How research on foundations, principles, and theory of data management can help with the challenges and opportunities arising from the “ data explosion” that is re-defining personal life, business, and society itself in the 21st century.
Computerized data is ubiquitous in the modern world. This affects every day people, ranging from social media to ecommerce to online education. It affects businesses, ranging from managing finances, to intricate supply chain networks to ever-expanding data sets about the economic landscape and its stakeholders. And it affects nations and their citizens, as public opinion is increasingly shaped by online sources, as science continues to use massive data, and as the security of individuals’ data is at risk.

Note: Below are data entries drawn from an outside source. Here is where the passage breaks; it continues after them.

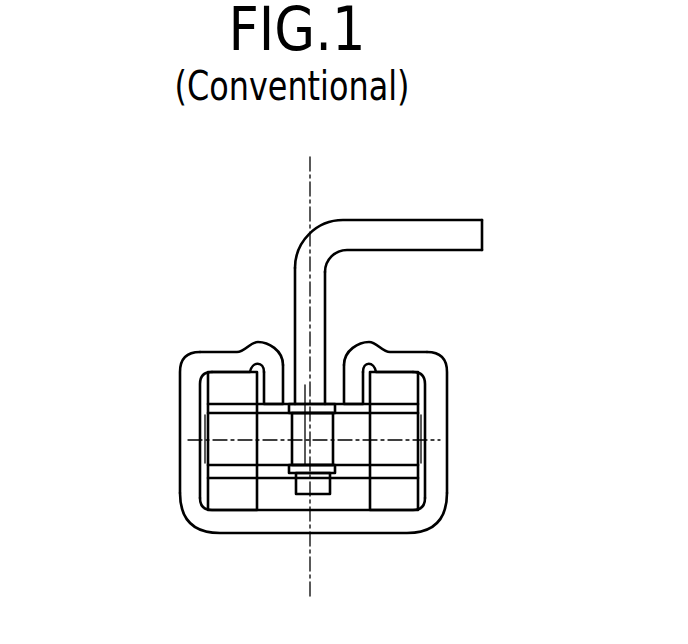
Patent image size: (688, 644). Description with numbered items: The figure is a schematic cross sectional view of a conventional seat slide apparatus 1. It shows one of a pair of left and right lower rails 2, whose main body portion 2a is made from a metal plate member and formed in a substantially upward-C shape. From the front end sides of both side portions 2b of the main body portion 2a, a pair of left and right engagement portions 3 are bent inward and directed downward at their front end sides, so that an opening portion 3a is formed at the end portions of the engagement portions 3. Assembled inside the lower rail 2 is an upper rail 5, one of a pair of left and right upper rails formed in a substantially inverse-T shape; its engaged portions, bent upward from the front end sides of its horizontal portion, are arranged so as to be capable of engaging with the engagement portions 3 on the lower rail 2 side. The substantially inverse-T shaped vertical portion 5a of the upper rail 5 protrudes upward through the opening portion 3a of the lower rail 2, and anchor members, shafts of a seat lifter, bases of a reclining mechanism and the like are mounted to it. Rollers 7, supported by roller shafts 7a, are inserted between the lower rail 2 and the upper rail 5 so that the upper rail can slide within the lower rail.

The seat slide apparatus 1 is at (283, 379).
The lower rail 2 is at (301, 431).
The main body portion 2a is at (262, 533).
The side portion 2b is at (179, 401).
The engagement portion 3 is at (236, 352).
The opening portion 3a is at (289, 363).
The upper rail 5 is at (388, 272).
The vertical portion 5a is at (326, 291).
The roller 7 is at (317, 490).
The roller shaft 7a is at (354, 460).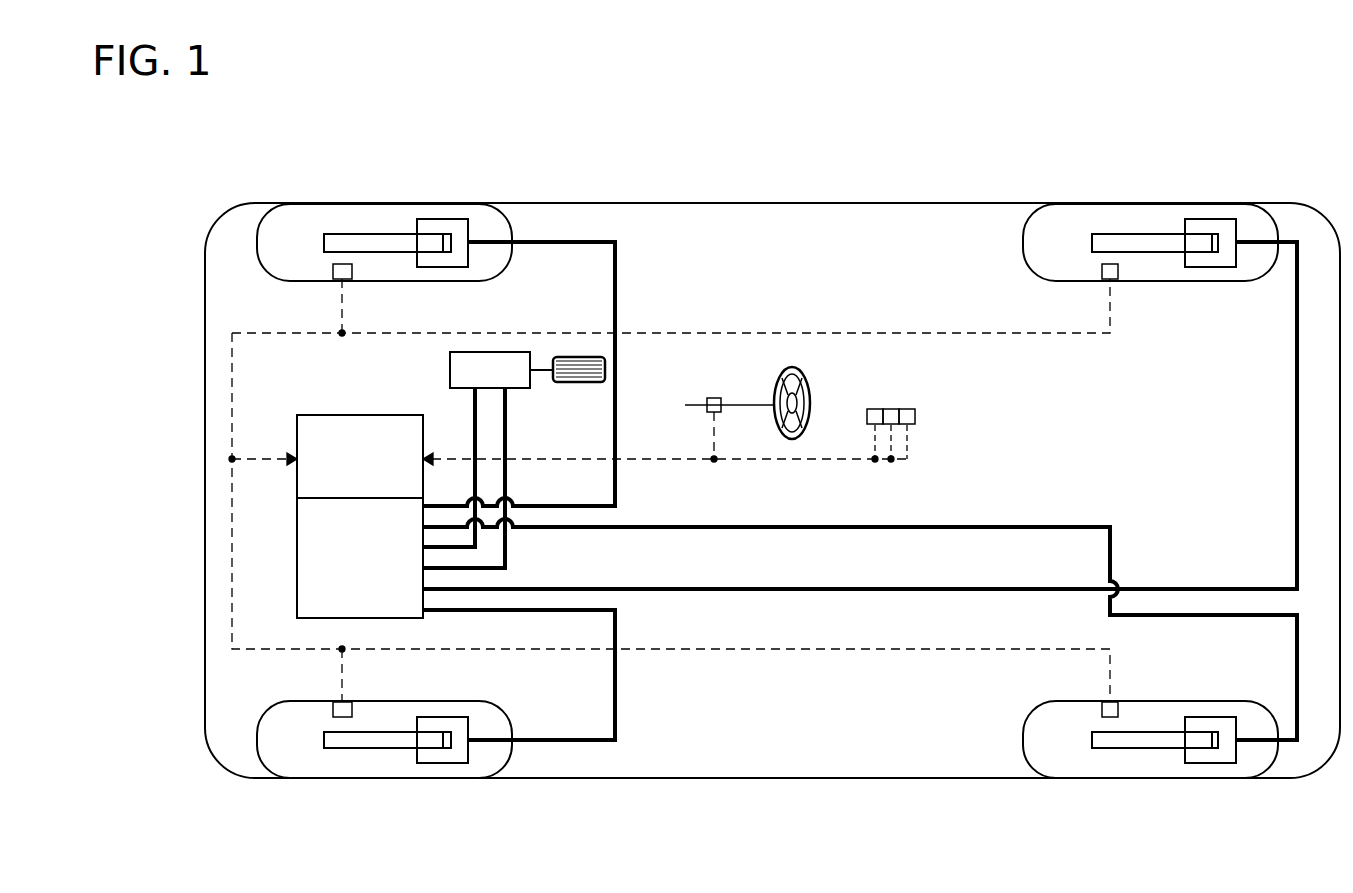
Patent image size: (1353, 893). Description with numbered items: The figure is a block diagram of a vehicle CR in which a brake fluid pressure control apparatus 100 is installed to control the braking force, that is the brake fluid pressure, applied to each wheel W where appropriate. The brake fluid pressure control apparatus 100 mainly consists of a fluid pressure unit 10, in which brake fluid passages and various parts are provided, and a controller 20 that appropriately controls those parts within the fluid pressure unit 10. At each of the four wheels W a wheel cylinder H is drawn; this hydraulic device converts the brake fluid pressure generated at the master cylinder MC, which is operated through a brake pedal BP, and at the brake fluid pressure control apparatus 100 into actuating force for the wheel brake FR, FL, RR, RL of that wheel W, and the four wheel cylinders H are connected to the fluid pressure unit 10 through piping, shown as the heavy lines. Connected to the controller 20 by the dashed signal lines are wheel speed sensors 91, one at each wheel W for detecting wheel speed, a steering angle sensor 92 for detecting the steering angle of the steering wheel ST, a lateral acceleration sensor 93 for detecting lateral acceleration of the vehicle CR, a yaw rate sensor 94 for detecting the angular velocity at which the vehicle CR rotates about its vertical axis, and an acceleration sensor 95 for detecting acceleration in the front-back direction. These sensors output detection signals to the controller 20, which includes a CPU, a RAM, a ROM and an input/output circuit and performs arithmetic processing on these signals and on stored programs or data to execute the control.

The vehicle CR is at (797, 193).
The brake fluid pressure control apparatus 100 is at (285, 522).
The fluid pressure unit 10 is at (297, 565).
The controller 20 is at (297, 438).
The wheel speed sensor 91 is at (344, 272).
The steering angle sensor 92 is at (714, 398).
The lateral acceleration sensor 93 is at (875, 409).
The yaw rate sensor 94 is at (891, 409).
The acceleration sensor 95 is at (916, 417).
The wheel brake FR is at (343, 242).
The wheel brake FL is at (342, 742).
The wheel brake RR is at (1110, 242).
The wheel brake RL is at (1110, 742).
The wheel W is at (382, 216).
The wheel cylinder H is at (444, 226).
The master cylinder MC is at (450, 370).
The brake pedal BP is at (584, 382).
The steering wheel ST is at (810, 400).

Data management is central to most computer applications today, and has grown to be one of the most important building blocks in Computer Science, a trend that will continue in the coming decades. How should we manage data in the presence of the emerging application areas, information processing techniques, and ethical challenges? The database theory research community has made central contributions to the very foundations of data management over the past four decades, and has the opportunity to expand those contributions as the nature of data management continues to transform our society and our world.

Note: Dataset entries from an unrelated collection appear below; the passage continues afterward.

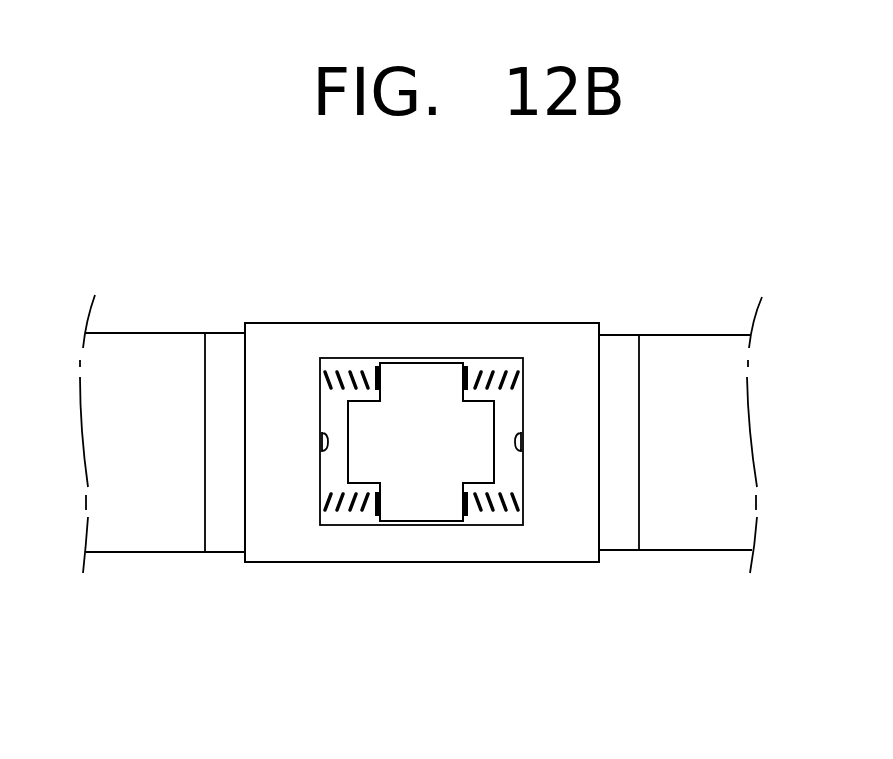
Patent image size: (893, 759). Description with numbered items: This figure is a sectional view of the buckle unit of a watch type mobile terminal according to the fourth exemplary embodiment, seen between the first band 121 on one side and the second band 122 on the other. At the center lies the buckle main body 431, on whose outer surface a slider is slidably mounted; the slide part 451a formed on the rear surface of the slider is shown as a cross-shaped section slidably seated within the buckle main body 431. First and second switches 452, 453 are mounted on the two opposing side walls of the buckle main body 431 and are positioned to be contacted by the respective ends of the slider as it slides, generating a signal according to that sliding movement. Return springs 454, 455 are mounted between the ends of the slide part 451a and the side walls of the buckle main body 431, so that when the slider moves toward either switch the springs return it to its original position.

The first band 121 is at (692, 520).
The second band 122 is at (146, 520).
The buckle main body 431 is at (573, 528).
The slide part 451a is at (419, 468).
The first switch 452 is at (328, 441).
The second switch 453 is at (515, 441).
The return spring 454 is at (329, 375).
The return spring 455 is at (514, 375).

In April, 2016, a Dagstuhl Perspectives workshop was held, with the goal of identifying and describing some of the most important research themes in data management where research on principles and foundational issues can play a central role. The first seed for this workshop was a letter sent in May, 2012, by Pablo Barceló to the PODS Executive Committee, suggesting that it was time to reflect on the successes of the database theory community (as led by the PODS and ICDT conferences), and to explore opportunities for continued impact and growth going forward. This led to the Reflections on PODS workshop in 2013 co-led by Pablo and Wim Martens, and to a deliberate broadening in scope of the PODS and ICDT conferences. The Dagstuhl workshop itself was suggested by the ICDT Council and its preparation was a joint initiative of the PODS Executive Committee and the ICDT Council. The workshop brought together a broad array of researchers from database theory and neighboring areas for a week of intensive discussions. The findings and recommendations of this group are now available in the report “Research Directions for Principles of Data Management”, published online in arXiv, and soon to be published in the archival Dagstuhl Manifestos journal series. An abridged version of the report is appearing in the December 2016 issue of SIGMOD Record.

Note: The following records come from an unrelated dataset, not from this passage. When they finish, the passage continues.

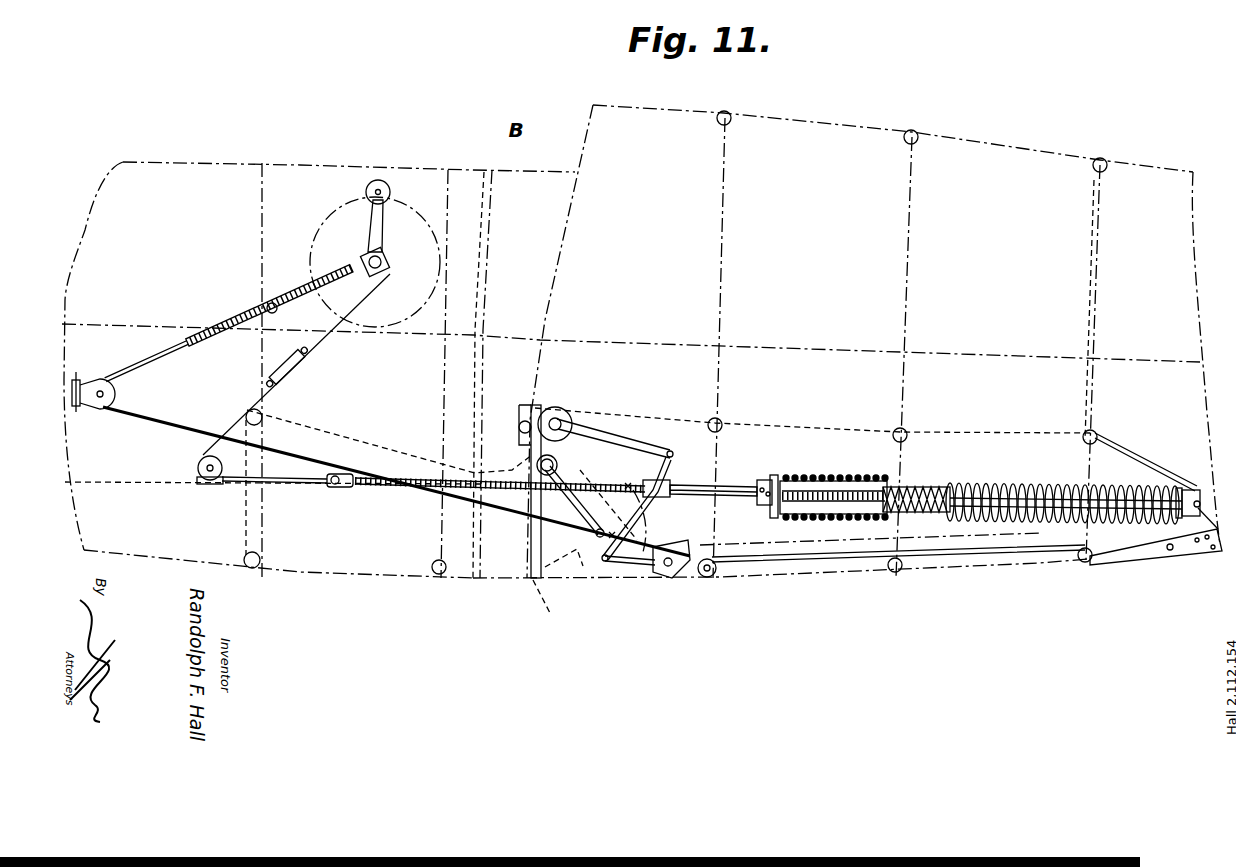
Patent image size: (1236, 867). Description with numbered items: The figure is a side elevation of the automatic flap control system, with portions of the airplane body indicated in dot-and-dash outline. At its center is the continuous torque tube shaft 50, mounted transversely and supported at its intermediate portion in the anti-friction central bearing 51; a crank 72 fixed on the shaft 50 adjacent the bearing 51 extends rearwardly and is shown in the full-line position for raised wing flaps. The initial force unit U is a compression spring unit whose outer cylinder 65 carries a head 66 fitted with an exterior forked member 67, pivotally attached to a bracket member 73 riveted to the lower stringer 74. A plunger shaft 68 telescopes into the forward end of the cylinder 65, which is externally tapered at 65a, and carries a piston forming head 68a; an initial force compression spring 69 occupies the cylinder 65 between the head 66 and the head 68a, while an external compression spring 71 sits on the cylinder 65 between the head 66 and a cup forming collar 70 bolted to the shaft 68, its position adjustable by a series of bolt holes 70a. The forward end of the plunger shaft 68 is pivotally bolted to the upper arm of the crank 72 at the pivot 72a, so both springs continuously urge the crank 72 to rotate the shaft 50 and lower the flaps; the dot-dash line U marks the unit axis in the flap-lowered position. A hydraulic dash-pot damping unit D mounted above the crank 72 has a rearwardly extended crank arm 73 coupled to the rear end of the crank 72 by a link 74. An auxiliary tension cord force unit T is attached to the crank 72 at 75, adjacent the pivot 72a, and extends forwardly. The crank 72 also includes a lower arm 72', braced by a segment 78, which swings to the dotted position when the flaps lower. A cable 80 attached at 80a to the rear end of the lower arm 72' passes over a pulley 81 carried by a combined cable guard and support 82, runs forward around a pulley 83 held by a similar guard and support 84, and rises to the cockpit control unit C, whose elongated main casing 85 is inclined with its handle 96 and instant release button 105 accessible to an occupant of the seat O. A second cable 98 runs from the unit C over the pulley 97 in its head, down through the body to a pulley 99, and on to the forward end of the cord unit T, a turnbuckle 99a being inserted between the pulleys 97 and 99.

The torque tube shaft member 50 is at (540, 467).
The central bearing 51 is at (521, 432).
The outer cylinder 65 is at (910, 490).
The externally tapered end 65a is at (800, 478).
The head 66 is at (1196, 492).
The forked member 67 is at (1185, 512).
The plunger shaft 68 is at (722, 486).
The piston forming plug or head 68a is at (882, 482).
The initial force compression spring 69 is at (922, 487).
The cup forming collar 70 is at (776, 478).
The bolt holes 70a is at (758, 498).
The external compression spring 71 is at (1000, 486).
The crank 72 is at (636, 475).
The pivot 72a is at (665, 483).
The lower arm 72' is at (550, 607).
The bracket member 73 is at (593, 428).
The lower stringer 74 is at (1203, 553).
The cord attachment point 75 is at (665, 497).
The segment 78 is at (620, 494).
The cable 80 is at (160, 357).
The cable attachment point 80a is at (600, 540).
The pulley 81 is at (675, 572).
The combined cable guard and support 82 is at (718, 574).
The pulley 83 is at (120, 394).
The combined cable guard and support 84 is at (85, 408).
The main casing or housing 85 is at (282, 296).
The handle 96 is at (380, 232).
The pulley 97 is at (387, 268).
The cable 98 is at (322, 342).
The pulley 99 is at (197, 466).
The turnbuckle 99a is at (296, 370).
The release button 105 is at (278, 306).
The control and operating unit C is at (224, 316).
The damping unit D is at (571, 410).
The seat O is at (360, 428).
The auxiliary force unit T is at (395, 490).
The initial force unit U is at (843, 585).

The workshop report is focused on seven core themes, namely, Managing Data at Scale, Multi-model Data, Uncertain Information, Knowledge-enriched Data, Data Management and Machine Learning, Process and Data, and Ethics and Data Management. Since new challenges in Principles of Data Management arise all the time, this list of themes is not intended to be exclusive. For each theme, the report highlights central research challenges, and describes emerging results that are providing some of the starting points for addressing them. The report is intended for a broad audience, ranging from researchers and scientists who are exploring the many issues that arise in modern data management, to funding agencies fostering the next generation of Computer Science research, and even to policy makers, sociologists, and philosophers, who are considering the societal and ethical implications of ubiquitous data.
Our heartfelt thanks go to all of the workshop participants, who were deeply engaged in the lively and thoughtful discussions at Dagstuhl. The report would not have been possible without those many contributions. We especially thank the researchers listed as authors on the report, who helped to synthesize the workshop discussions and bring them into a succinct summary form that can serve as both a call to action and research survey for key emerging research challenges. And I especially want to thank my fellow workshop co-organizers – Marcelo Arenas, Pablo Barceló, Wim Martens, Tova Milo and Thomas Schwentick – who have worked so very hard over the past two years to make the workshop and report so inclusive, informative and insightful.